Remembering is Healing

Nobody ever forgets what happened to them as every traumatic event is stored and remembered by the body and subconscious mind — especially in the case of preverbal wounds.  We remember everything, but for now, for some of us, those memories are blocked from our conscious mind until we can get all parts of self on board with the healing journey.

One of the major healing forces to recovering from childhood trauma is in simply remembering what happened to us. Not through guessing, not through intellectualizing, not through logic, not through whitewashing, but really remembering. Then we accept that it DID happen without trying to pretty it up. Most of us have repressed memories. We might be so afraid of what is below the surface that we may not be willing to admit to ourselves that something may have happened to us that we have had to block as children in order to survive.  We are so sure that certain traumatic events did not happen to us. This makes recovery almost impossible. YOU might be ready to heal, but another aspect of you might not be.

Could we be suffering as much as we are because a part of us chooses to deny the truth? If our memories are repressed, it means there is a part of us that might not be able to  handle the truth. That cannot co-exist with healing. While we can get some of our work done and make positive changes in our lives, we cannot find completion and the type of life-changing  healing we need so long as we are unable to face our truth.

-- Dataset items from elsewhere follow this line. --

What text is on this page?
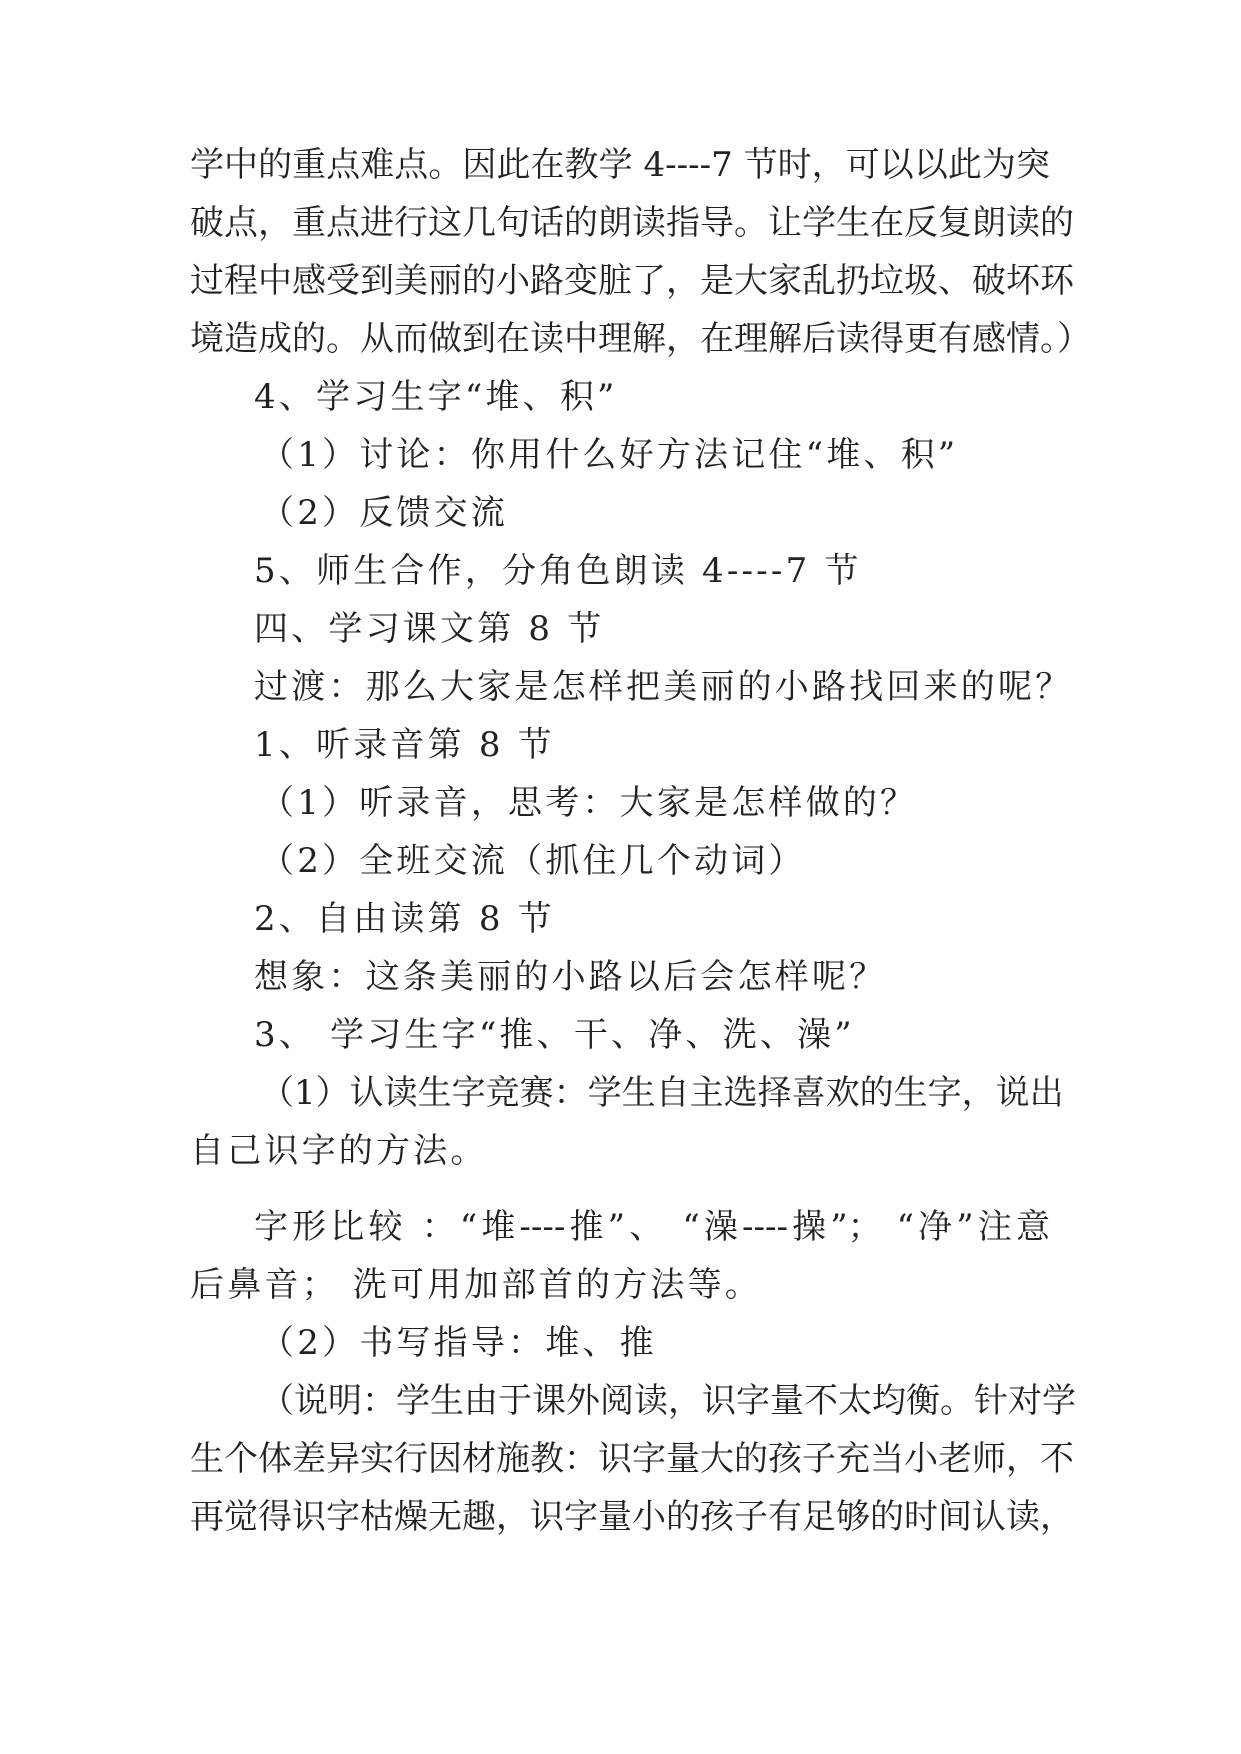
学中的重点难点。因此在教学 4----7 节时，可以以此为突
破点，重点进行这几句话的朗读指导。让学生在反复朗读的
过程中感受到美丽的小路变脏了，是大家乱扔垃圾、破坏环
境造成的。从而做到在读中理解，在理解后读得更有感情。）
4、学习生字“堆、积”
（1）讨论：你用什么好方法记住“堆、积”
（2）反馈交流
5、师生合作，分角色朗读 4----7 节
四、学习课文第 8 节
过渡：那么大家是怎样把美丽的小路找回来的呢？
1、听录音第 8 节
（1）听录音，思考：大家是怎样做的？
（2）全班交流（抓住几个动词）
2、自由读第 8 节
想象：这条美丽的小路以后会怎样呢？
3、 学习生字“推、干、净、洗、澡”
（1）认读生字竞赛：学生自主选择喜欢的生字，说出
自己识字的方法。
字形比较 ：“堆----推”、 “澡----操”； “净”注意
后鼻音； 洗可用加部首的方法等。
（2）书写指导：堆、推
（说明：学生由于课外阅读，识字量不太均衡。针对学
生个体差异实行因材施教：识字量大的孩子充当小老师，不
再觉得识字枯燥无趣，识字量小的孩子有足够的时间认读，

So why might we (on another level) be choosing to continue to sit on the most important family secrets? The reason we might be in conflict with ourselves where one part wants to heal and another part is too afraid of the truth is because we might not have adequate support. Those I have noticed to be in denial and stuck the most are often those people I see with a weak support system. The process of healing cannot be done unless you feel validated, UNDERSTOOD (!) safe and lovingly supported. Once you find solid stable genuine support, your memories, emotions and innocence will feel safe enough to come forward to then be cathartically felt with the body and released. (This is a process that happens in stages over years — not all at once!) An enlightened witness (as Alice Miller would call it), is your ticket to recovering not only your memories, but YOURSELF.

“The number one killer in the world today is not cancer or heart disease, it is repression.”

~Dr. Arthur Janov

Facing the truth of what has happened to us might be one of the secret keys to liberation. When my body and mind started recovering memories back in 2014, that is when everything started to make sense. That is when dots were getting connected. The light-bulb that went on in my head was like a start-bulb. I was then able to start to process what happened to me on deeper levels.

If our memories are repressed, those are the ones that control our lives the most. Some of us know unexpressed emotions control our decisions, our beliefs, our self-defeating patterns, our relationships and our addictions. Repressed memories control us the most and drive us from the shadows keeping us even more unaware of how our life is ruled by our past.

Sexual abuse: the consequences of denial, the agony of recovery.

11) Consequences of denial: Dr. Richard Berendzen, the former president of American University, had always known that his mother had sexually abused him as a child. He thought he had “handled” it. But in his fifties, not knowing why he was compelled to do it, he began making obscene phone calls to women he knew were mothers. Dr. Berendzen had always overworked, but when his obsession hit him, he began working 120 hours a week [11].

Denial of the emotional pain of sexual abuse results in many other kinds of life-defeating behaviors. For example, many sexually abused children grow up to be as sexually obsessed as their abusers [12]. Some become prostitutes or in other ways are easily sexually exploited. A minority become abusers themselves. Because their self-esteem is so damaged, many adults who were sexually abused in childhood cannot properly assert themselves and use their talents. In order to run from the intense hidden pain that lurks just below the surface, a great number of sexual abuse victims become alcoholics, drug addicts or workaholics. The pain is so unbearable for many that they kill themselves. Some suffer from dangerous bouts of rage, some from chronic depression. Although a few have successful careers, they remain numb and emotionally dead in large areas of their lives.

The agony of recovery: For those who face the pain of their childhood sexual abuse, recovery often means years of working through intense fear, grief and anger as they uncover their memories and relive what happened to them. The process is so difficult that some can barely function for a long time. One of the worst pains suffered by survivors who remember their abuse is exclusion by their family, who deny the truth of their memories.”

~John Backus, Sc.D., and Barbara Una Stannard, Ph.D.